Ashley Mynott appeared at St Albans Crown Court on Monday, pleading guilty to attempting to engage in sexual activity in the presence of a child and attempting to cause or incite a child to engage in sexual activity, along with a charge of voyeurism.

The 25-year-old from Weston Way in Baldock had previously appeared at Cambridge Crown Court in September 2016, when he received a community order for the making of indecent images of a child.

As part of this sentence he was required to attend Royston Police Station in December last year for a Polygraph test.

The court heard this latest conviction came as a result of that test.

In a conversation with an officer, Mynott said he might have images of a girl on his iPod – which was then examined. It became apparent he had been in contact with a young girl online and had engaged in conversations of a sexual nature with her.

Deputy Circuit Judge Graham Arran heard how Mynott had encouraged the girl – 10 years his junior – to perform oral sex on her boyfriend.

He had also sent the girl a picture of his penis, and asked for a picture of her exposed breasts in return, to which she obliged.

On examination of other electronic devices owned by Mynott a further 12 voyeuristic videos were found.

Filmed on a secret camera, these videos revealed Mynott had been filming a young woman in the bathroom as she showered, spanning a period from June 17, 2015, to November 22, 2016.

During a police interview Mynott admitted that he was “obsessed with sex.”

He was jailed for six months and told that when he is released on licence he will be under the supervision of the probation service.

In addition he was given a sexual harm prevention order which will closely monitor his use of computers and the internet. His name will be added to the sex offenders register for the next seven years.

An NSPCC spokesman for the East of England said: “Keeping young people safe online is the biggest child protection issue of our generation. We know that the internet was used to commit 49 child sexual offences in the Hertfordshire area last year, so the dangers are clear.
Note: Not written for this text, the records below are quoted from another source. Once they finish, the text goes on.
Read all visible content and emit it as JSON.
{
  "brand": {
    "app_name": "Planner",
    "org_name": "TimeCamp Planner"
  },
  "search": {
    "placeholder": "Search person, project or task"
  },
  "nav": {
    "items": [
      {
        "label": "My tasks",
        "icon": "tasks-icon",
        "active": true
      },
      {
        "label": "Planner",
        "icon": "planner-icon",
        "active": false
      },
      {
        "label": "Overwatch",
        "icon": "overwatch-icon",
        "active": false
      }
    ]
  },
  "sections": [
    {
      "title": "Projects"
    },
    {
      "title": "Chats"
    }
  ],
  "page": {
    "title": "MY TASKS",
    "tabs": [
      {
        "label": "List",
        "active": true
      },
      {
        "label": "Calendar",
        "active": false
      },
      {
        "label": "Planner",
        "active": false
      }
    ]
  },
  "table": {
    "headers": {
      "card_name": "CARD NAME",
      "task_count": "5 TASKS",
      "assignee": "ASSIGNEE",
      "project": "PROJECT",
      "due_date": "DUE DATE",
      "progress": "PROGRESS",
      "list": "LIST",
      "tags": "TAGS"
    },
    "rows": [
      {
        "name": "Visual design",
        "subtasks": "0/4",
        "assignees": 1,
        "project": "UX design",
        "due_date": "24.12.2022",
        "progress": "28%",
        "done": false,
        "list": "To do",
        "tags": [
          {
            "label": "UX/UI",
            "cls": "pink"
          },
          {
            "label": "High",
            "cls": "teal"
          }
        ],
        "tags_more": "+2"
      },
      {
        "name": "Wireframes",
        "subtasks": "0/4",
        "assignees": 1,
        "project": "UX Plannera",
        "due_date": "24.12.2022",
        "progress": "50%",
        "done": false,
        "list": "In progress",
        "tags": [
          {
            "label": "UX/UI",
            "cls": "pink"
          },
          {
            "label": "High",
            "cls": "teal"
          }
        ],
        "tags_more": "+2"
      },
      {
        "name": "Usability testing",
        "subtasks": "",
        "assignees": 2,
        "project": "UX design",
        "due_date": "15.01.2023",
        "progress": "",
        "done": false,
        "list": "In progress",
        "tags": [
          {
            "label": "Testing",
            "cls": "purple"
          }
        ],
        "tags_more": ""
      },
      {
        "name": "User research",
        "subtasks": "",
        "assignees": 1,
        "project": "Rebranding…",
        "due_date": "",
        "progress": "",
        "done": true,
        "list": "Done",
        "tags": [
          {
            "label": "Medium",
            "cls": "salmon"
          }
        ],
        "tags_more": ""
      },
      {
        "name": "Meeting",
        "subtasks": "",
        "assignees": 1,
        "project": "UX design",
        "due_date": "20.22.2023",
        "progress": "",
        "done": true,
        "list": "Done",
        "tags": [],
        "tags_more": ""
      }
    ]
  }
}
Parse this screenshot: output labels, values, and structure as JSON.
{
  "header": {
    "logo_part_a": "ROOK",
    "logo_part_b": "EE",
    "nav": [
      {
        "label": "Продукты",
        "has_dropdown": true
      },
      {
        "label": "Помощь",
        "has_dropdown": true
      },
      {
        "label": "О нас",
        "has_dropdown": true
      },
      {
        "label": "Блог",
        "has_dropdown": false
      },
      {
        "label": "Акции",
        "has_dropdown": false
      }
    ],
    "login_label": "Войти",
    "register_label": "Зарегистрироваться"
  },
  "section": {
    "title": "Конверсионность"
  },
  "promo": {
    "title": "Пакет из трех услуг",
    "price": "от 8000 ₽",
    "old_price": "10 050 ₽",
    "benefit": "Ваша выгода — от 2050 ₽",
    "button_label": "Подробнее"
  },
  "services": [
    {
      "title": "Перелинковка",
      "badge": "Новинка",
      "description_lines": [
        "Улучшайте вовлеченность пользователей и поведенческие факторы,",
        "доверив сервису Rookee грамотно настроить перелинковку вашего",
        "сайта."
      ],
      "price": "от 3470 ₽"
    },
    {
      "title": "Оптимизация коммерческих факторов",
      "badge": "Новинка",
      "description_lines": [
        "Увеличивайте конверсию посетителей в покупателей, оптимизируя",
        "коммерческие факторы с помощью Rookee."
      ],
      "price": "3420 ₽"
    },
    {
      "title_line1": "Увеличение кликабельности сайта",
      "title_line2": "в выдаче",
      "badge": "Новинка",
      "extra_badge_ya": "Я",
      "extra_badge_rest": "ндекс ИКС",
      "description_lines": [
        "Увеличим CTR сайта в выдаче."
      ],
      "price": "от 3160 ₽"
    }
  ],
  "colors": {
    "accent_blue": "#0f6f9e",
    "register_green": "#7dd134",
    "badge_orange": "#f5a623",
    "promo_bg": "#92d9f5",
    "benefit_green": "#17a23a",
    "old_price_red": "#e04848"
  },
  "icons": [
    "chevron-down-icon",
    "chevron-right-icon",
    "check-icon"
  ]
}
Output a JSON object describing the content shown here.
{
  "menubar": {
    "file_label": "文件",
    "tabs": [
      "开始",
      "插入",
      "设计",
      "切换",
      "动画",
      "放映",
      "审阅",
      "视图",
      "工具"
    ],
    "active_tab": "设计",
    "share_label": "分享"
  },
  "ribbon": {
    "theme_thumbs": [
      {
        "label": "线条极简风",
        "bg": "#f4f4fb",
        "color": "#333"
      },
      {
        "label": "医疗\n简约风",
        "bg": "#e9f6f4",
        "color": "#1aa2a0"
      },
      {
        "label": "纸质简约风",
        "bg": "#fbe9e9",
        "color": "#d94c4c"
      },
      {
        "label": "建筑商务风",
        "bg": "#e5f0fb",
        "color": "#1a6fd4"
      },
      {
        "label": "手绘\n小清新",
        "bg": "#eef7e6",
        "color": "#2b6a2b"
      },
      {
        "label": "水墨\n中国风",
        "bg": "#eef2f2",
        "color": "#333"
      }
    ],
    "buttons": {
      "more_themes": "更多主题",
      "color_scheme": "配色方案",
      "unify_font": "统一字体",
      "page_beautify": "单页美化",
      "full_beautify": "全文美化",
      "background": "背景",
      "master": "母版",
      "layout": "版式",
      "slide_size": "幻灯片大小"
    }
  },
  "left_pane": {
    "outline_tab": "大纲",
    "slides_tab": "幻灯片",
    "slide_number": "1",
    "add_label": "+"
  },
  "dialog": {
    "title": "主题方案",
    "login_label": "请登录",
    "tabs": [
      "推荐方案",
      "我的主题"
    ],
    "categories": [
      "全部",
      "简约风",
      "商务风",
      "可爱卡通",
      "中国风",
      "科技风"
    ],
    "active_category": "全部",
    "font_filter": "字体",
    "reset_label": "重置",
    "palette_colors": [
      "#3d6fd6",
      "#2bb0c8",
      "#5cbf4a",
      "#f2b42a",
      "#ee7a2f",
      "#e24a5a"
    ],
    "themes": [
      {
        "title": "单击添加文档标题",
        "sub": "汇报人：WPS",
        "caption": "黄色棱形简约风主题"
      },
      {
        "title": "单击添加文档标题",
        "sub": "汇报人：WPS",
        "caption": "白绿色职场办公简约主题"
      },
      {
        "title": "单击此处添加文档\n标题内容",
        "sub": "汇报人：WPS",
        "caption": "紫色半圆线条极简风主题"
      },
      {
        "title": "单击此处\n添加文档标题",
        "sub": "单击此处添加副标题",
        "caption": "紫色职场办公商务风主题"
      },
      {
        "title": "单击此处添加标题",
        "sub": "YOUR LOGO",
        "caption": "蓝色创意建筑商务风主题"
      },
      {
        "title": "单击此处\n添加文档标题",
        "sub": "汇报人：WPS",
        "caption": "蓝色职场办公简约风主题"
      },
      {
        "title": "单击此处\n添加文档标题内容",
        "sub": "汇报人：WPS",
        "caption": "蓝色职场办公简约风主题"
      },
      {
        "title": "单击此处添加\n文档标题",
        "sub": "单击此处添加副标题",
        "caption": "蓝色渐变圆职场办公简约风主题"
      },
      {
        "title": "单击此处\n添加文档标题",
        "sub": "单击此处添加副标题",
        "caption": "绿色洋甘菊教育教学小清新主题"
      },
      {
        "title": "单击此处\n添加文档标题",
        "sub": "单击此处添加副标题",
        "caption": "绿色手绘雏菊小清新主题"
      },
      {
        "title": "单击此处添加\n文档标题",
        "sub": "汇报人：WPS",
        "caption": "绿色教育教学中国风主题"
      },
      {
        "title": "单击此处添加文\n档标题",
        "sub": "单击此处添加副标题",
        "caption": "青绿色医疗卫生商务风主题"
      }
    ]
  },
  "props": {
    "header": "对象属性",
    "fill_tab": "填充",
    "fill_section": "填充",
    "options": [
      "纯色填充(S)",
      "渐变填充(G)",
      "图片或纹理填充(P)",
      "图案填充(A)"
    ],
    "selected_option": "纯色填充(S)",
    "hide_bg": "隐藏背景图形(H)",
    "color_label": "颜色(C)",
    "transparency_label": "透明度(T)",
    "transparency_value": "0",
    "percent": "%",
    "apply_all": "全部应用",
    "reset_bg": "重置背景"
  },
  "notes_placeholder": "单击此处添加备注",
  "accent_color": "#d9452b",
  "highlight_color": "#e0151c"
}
“It is vital that parents and carers talk to their children about staying safe in the digital world – whether it’s the importance of privacy settings, or the risks of sharing information with people you don’t know.

“It’s currently far too easy for adults to contact children online. The NSPCC wants to see a clear set of minimum standards that all social media companies will be held to account to, including clear community guidelines and bespoke accounts for under-18s.”

Online safety advice is available on the NSPCC’s Net Aware website or via the NSPCC and 02’s online safety helpline on 08088 005002.